Mural znajduje się w podziemnym Przejściu Słodowym, do którego wejście znajduje się przy ul. Piotra Skargi, między IX LO i budynkiem PZU. Pierwsi widzowie, ale też władze miasta – Rafał Dutkiewicz, prezydent miasta i Adam Grehl, wiceprezydent nie kryli swojego zachwytu.
Mural ceramiczny ma 18,20 metrów długości i 2,14 metrów wysokości, w sumie zajmuje powierzchnię 39 mkw. Składa się z 362 kafli wykonanych przez 262 artystów z całego świata. Kafle własnoręcznie wmurowały w ścianę przejścia prof. Katarzyna Koczyńska-Kielan i prof. Joanna Teper z Katedry Szkła i Ceramiki wrocławskiej ASP. Wraz z kaflami, które tworzą ramę i napisy mural liczy ich 570.
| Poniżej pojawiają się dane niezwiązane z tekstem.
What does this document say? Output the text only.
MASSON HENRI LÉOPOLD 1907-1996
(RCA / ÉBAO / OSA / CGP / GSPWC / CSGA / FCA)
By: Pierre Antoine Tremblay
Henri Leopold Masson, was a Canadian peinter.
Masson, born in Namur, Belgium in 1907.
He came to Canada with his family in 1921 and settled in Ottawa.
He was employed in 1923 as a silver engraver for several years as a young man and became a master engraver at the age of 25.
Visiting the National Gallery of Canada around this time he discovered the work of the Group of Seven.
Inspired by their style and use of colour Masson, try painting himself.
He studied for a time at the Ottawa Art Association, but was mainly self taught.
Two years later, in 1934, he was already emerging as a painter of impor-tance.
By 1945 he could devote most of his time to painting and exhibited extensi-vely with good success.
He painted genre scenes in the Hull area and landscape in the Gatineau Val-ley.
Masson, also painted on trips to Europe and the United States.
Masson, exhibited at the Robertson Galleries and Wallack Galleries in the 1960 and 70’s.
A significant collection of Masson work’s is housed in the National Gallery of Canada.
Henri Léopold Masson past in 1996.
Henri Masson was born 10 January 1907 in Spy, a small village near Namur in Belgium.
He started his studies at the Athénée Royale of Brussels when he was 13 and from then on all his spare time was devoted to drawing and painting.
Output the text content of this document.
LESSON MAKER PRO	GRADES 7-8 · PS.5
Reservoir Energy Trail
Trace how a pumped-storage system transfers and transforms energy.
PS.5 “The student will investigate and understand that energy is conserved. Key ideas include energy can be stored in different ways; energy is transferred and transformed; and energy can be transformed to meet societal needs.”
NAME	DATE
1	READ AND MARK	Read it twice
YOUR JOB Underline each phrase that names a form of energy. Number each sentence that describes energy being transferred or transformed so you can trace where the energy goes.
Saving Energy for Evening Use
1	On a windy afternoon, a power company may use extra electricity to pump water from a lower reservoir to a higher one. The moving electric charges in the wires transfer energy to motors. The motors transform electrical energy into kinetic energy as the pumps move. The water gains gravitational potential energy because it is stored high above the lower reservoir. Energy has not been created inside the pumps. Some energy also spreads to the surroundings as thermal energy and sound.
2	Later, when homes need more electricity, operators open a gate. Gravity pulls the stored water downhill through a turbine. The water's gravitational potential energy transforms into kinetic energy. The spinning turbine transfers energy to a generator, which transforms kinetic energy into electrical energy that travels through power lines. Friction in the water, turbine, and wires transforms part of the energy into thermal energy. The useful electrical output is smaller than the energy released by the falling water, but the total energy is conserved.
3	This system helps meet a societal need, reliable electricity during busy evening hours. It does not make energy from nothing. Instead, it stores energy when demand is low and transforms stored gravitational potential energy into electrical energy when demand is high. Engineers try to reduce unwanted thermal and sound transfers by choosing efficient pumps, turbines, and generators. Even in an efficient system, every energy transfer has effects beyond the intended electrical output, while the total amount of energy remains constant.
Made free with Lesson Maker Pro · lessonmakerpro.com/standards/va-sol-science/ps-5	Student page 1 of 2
– Każdy kafel jest inny, różni się techniką, grubością. To nie jest materiał, z którym może się zmierzyć firma kafelkarska – podkreśla prof. Piotr Kielan, rektor wrocławskiej ASP. – Praca nad muralem trwała dwa lata. To jedno z naszych działań włączonych w ESK Wrocław 2016 – dodaje. – Powstało dzieło atrakcyjne i oryginalne i mam nadzieję, że przetrwa nietknięte przez długie lata. Będzie informacją dla odwiedzających Wrocław, że byliśmy Europejską Stolicą Kultury. To niespotykana realizacja, za którą kryje się niewiarygodny wysiłek organizacyjny i artystyczny – zaznacza rektor.
– Wrocław jest jedynym w Polsce miastem, gdzie jest uczelnia z Katedrą Szkła i Ceramiki – tłumaczy prof. Katarzyna Koczyńska-Kielan. – Mówi się też o wrocławskiej szkole ceramiki, zależało nam więc na tym, by właśnie tu powstało dzieło, które przypomni, że kultywujemy szklarskie i ceramiczne tradycje.
Artystki wysłały 600 zaproszeń do artystów ceramików z całego świata i do uczelni współpracujących z wrocławską ASP. Dostały odpowiedzi z takich krajów, jak Brazylia, Kuba, Chiny, Korea, Japonia, z krajów europejskich i z Bliskiego Wschodu. Nie zabrakło też artystów z Wrocławia i Dolnego Śląska oraz studentów uczelni artystycznych.
– Wspólnym tematem muralu było hasło „Let’s meet”, ale nie chciałyśmy niczego narzucać artystom – podkreślają. – Nie chciałyśmy ograniczać ich spontaniczności i możliwości twórczych.
Otrzymały kafle ozdobione w sposób abstrakcyjny, rzeźbione, wykonane techniką malarstwa naszkliwnego (Turcja) czy techniką celadonu (Chiny). – Z muralu można uczyć się o technikach ceramicznych – śmieją się. Artystki zaprojektowały ramę, szkielet całego muralu. Tworzy go 208 kafli wykonanych przez studentów i pracowników ASP. Są ozdobione ręcznie wykonanymi napisami „Spotkajmy się” w 15 językach.
Kompozycję z kafli prof. Katarzyna Koczyńska-Kielan i prof. Joanna Teper układały przez całe lato. – Metodą prób i błędów dopasowywałyśmy do siebie kafle, by stworzyły spójną kompozycję – opowiadają. – To chyba największy mural ceramiczny, który powstał w Polsce od lat 80. ubiegłego wieku – mówią.
Obok muralu zawiśnie tablica, na której zostaną zamieszczone nazwiska wszystkich autorów muralu oraz informacja o idei projektu.